Typically, restrictions prohibit redemption or refinancing of these types of bonds before 10 years, but the town’s financial advisor, Fiscal Advisors, came up with a way to get around the restriction and take advantage of low market rates, which, according to Cohen, have dropped dramatically. This will be done by placing funds in an irrevocable trust, with an escrow agent to provide for all future debt payments until it can be officially paid off.
Under the terms of the new refinance, another ten-year limit on redemption will prohibit another refinance before 2027, unless another irrevocable trust is established. “Serial bonds mature at regular intervals over time so there is a different interest rate associated with each year,” said Cohen. “The original debt had interest rates that ranged from 3.25 percent in the earliest years to 4.5 percent in the latest years. The current debt ranges from 2 percent in the earliest years to 3 percent in the latest years. The reduction in interest owed is where the town will save its money. The original debt covered a period ranging from 2010 to 2037. The current sale does not extend the repayment, holding the final year to 2037.”
The comptroller reiterated that the savings to the town was in interest only. “The principle payback,” he said, “is the same as in the original offering.”

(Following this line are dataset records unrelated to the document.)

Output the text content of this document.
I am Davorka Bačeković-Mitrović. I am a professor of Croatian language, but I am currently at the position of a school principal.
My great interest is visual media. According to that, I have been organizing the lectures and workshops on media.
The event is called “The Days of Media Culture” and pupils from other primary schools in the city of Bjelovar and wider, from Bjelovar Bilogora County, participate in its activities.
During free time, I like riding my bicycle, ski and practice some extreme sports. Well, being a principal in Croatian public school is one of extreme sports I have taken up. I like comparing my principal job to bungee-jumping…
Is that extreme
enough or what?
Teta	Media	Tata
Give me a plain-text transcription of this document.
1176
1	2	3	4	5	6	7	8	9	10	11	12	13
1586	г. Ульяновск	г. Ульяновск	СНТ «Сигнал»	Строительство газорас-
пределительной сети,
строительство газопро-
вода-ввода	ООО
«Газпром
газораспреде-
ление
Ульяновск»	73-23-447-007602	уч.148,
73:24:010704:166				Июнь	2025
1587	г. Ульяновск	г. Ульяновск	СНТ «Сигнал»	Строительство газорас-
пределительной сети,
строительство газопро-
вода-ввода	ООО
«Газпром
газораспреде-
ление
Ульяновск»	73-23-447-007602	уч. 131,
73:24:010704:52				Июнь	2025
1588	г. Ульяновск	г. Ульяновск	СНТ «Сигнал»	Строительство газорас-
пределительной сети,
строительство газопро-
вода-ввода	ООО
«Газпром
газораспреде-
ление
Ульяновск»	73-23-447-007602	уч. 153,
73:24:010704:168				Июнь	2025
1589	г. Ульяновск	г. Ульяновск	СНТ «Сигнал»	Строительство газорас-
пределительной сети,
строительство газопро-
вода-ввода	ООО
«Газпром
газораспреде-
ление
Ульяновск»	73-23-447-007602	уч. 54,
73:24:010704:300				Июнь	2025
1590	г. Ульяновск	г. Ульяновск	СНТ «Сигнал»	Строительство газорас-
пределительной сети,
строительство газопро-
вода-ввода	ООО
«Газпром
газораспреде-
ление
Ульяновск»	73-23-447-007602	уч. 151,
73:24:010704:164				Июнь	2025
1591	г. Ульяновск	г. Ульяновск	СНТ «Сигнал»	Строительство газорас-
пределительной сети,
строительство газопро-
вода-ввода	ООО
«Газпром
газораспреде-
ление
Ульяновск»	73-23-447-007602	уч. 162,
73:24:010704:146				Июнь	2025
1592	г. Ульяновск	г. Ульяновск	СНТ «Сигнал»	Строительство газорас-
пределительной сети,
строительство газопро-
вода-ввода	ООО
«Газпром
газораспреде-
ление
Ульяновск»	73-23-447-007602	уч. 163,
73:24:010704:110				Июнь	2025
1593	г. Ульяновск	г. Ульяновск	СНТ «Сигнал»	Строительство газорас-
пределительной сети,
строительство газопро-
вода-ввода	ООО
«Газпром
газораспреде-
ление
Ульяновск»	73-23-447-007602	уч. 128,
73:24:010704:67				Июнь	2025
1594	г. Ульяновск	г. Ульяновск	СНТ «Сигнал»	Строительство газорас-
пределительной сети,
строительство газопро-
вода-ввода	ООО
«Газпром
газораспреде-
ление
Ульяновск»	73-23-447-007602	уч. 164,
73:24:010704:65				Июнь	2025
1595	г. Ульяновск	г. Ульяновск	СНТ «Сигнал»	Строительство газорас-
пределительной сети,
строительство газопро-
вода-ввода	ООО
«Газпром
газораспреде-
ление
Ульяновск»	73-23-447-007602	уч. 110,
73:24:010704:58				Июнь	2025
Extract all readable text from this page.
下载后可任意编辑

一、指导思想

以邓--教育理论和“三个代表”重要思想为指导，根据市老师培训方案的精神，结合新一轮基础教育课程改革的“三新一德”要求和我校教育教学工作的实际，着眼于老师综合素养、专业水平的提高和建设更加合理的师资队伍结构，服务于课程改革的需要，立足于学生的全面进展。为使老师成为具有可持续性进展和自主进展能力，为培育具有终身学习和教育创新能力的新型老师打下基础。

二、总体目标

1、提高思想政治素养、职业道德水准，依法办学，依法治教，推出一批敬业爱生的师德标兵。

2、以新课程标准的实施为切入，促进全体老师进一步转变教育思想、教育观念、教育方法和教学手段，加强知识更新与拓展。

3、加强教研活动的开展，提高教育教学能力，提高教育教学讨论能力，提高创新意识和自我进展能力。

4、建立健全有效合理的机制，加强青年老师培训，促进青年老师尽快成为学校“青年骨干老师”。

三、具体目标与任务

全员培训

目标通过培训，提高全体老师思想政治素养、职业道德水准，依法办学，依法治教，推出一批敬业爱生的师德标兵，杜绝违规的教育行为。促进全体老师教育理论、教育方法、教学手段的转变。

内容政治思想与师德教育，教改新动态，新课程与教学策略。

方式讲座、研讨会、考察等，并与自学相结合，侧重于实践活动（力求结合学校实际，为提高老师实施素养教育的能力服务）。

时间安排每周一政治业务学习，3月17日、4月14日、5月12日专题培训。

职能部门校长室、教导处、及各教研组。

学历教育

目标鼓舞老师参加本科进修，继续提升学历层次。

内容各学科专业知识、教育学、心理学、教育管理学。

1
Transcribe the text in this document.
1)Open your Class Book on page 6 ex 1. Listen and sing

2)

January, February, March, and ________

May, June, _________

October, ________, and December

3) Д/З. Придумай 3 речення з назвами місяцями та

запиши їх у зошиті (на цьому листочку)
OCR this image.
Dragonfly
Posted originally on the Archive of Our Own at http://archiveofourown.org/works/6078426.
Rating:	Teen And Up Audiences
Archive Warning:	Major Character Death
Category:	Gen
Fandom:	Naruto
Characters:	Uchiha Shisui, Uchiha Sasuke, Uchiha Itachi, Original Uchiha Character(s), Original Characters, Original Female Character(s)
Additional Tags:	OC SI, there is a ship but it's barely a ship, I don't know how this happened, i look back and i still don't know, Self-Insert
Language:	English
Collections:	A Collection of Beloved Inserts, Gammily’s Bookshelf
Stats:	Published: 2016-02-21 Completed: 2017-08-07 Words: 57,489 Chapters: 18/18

Asked if there were any other opportunities of this nature available, Cohen said, “We only have one more bond with inflated interest, which was a 10-year outstanding issue from 2008, used to finance the police officers increase in pension fund. As we only have two years left to pay it off, it would cost us more than we’d save.” When they looked at refinancing it a few years back, he said, the town’s financial advisor recommended against it.
As well as the drop in interest rates and the financial advisor’s maneuvering, Cohen credited Bethlehem’s 2014 bond-rating upgrade, from AA to AA+, for allowing the town to reduce interest rates by 2 percent in the coming year. “We are grateful to be in a situation where we can provide a substantial savings to the town at no cost to the taxpayer, he said, calling it “a wonderful position to be in.”